Here’s an example of overthinking. Oliver Stone’s sequel to his 1987 hit Wall Street is entitled Wall Street: Money Never Sleeps. The subtitle refers to a line by Gordon Gekko (Michael Douglas) in the original, which the sequel expands into a speech comparing money to a fickle, emotionally unstable woman who’ll leave if she’s not paid enough attention.
That speech isn’t out of character, but that doesn’t make the metaphor any less tinny or the title sound less dopey. The powers that be should have gone the more conventional route and subtitled this movie Gordon Gekko Returns or The Revenge of Gordon Gekko. I would’ve paid to see that.
That’s a testament to the staying power of the Mammonite figure who infamously told us how good greed was. His words captured the ravenous spirit of the flush economic times that produced him. Now that times have gotten tough, it’s good to turn loose a much older and chastened version of him in a recession. The result doesn’t tap into the zeitgeist the way the original film did, but it’s decent entertainment value all the same.
The sequel begins in the early months of 2008, with working-class Long Island product Jake Moore (Shia LaBeouf) employed as an energy analyst for an investment bank, looking to fund the eco-friendly alternative fuel that’ll power the future. When a corporate raid by rival banker Bretton James (Josh Brolin) sinks Jake’s firm and drives his beloved mentor (Frank Langella) to suicide, Jake strikes back with a whisper campaign that causes a stock spiral, inflicting a nine-figure loss on Bretton. This piece of vengeance actually impresses Bretton, who offers Jake a job at his own firm with more power, more perks, and more peril.

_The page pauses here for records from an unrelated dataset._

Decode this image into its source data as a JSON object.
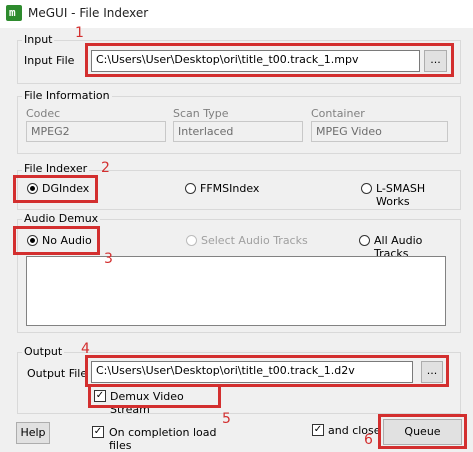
{
  "window": {
    "title": "MeGUI - File Indexer",
    "app_icon_glyph": "m"
  },
  "input": {
    "group_label": "Input",
    "file_label": "Input File",
    "file_value": "C:\\Users\\User\\Desktop\\ori\\title_t00.track_1.mpv",
    "browse_label": "..."
  },
  "file_info": {
    "group_label": "File Information",
    "codec_label": "Codec",
    "codec_value": "MPEG2",
    "scan_label": "Scan Type",
    "scan_value": "Interlaced",
    "container_label": "Container",
    "container_value": "MPEG Video"
  },
  "indexer": {
    "group_label": "File Indexer",
    "options": [
      "DGIndex",
      "FFMSIndex",
      "L-SMASH Works"
    ],
    "selected": "DGIndex"
  },
  "audio": {
    "group_label": "Audio Demux",
    "options": [
      "No Audio",
      "Select Audio Tracks",
      "All Audio Tracks"
    ],
    "selected": "No Audio"
  },
  "output": {
    "group_label": "Output",
    "file_label": "Output File",
    "file_value": "C:\\Users\\User\\Desktop\\ori\\title_t00.track_1.d2v",
    "browse_label": "...",
    "demux_video_label": "Demux Video Stream",
    "demux_video_checked": true
  },
  "footer": {
    "help_label": "Help",
    "on_completion_label": "On completion load files",
    "on_completion_checked": true,
    "and_close_label": "and close",
    "and_close_checked": true,
    "queue_label": "Queue"
  },
  "annotations": [
    "1",
    "2",
    "3",
    "4",
    "5",
    "6"
  ],
  "colors": {
    "highlight": "#d32f2f",
    "background": "#f0f0f0",
    "app_icon": "#2e8b2e"
  }
}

The film usefully reminds us that LaBeouf is a rather good actor, a fact that you may have forgotten between Transformers movies. Jake is full of contradictions, a guy who wants to save the world but also wants to make billions doing it, and a methodically vindictive operator who’s also capable of great tenderness. (One of the movie’s most affecting moments is early on, when Jake’s happiness at his mentor’s recognition moves him to kiss the old man’s bald head.) With his steely intelligence and determination peeking out from behind his prepubescent features, LaBeouf embodies all these different strains and makes it look easy. The actor’s skinny frame can work against him in a setting like this, but when Jake threatens superwealthy people with financial ruin, you believe he’s smart and ruthless enough to make it happen.
It’s too bad that this characterization is undercut by the other plot, in which Jake seeks out Gordon’s advice about dealing with Bretton. After a prison stint, the former Wall Street king is now a private citizen railing against the evils of leveraged debt (in a published memoir entitled Is Greed Good? — hee!) before the ensuing financial meltdown makes him look like a genius. Gordon also happens to be the estranged father of Winnie (Carey Mulligan), Jake’s lefty news blogger fiancée. In exchange for his counsel, all Gordon asks of Jake is a reconciliation with his daughter. Of course, no deal with Gordon is that simple, and as sharp as Jake is, it’s hard to believe that he’d be roped in by a scheme of Gordon’s that’s more transparently crooked than a Nigerian prince’s e-mail.
In typical Oliver Stone fashion, the Gekko family drama is dealt with in patches of bad writing, preachiness, and cheap sentiment; the tearful scene between Gordon and Winnie over her dead brother is a low point. The women are largely sidelined, and Mulligan does little except make wounded faces and work on her (pretty good by now) American accent. As for the director’s metaphors, there are symbolic shots of soap bubbles and falling dominoes. You’ve been warned.
As with the original, Stone immerses us in the environment by tossing all sorts of financial jargon at us without caring whether we keep up. This respect for the audience’s intelligence is gratifying, as is the expensively appointed supporting cast. The director throws us a bone by arranging a reunion between Gordon and former protégé Bud Fox (Charlie Sheen), but the real red meat comes from Eli Wallach as the founding partner of Bretton’s firm, a guy old enough to remember the Great Depression yet fierce enough to smack down an underling who steps out of line. With a scene-stealing habit of punctuating his dialogue with emphatic whistles, the 94-year-old Wallach proves he can still bring serious heat.
While Douglas did better in a similar role in the recent Solitary Man, his late-career assurance is good to have on hand. He doesn’t coast in portraying a more introspective financier who doesn’t pity himself in the face of tragedy and hasn’t gone soft but who also doesn’t mind gaming people by giving off the impression that he might have. Age, disgrace, and the loss of his fortune bring Gordon Gekko down to our level, and in the way that he scrapes by, we can see that the old trickster is like the rest of us.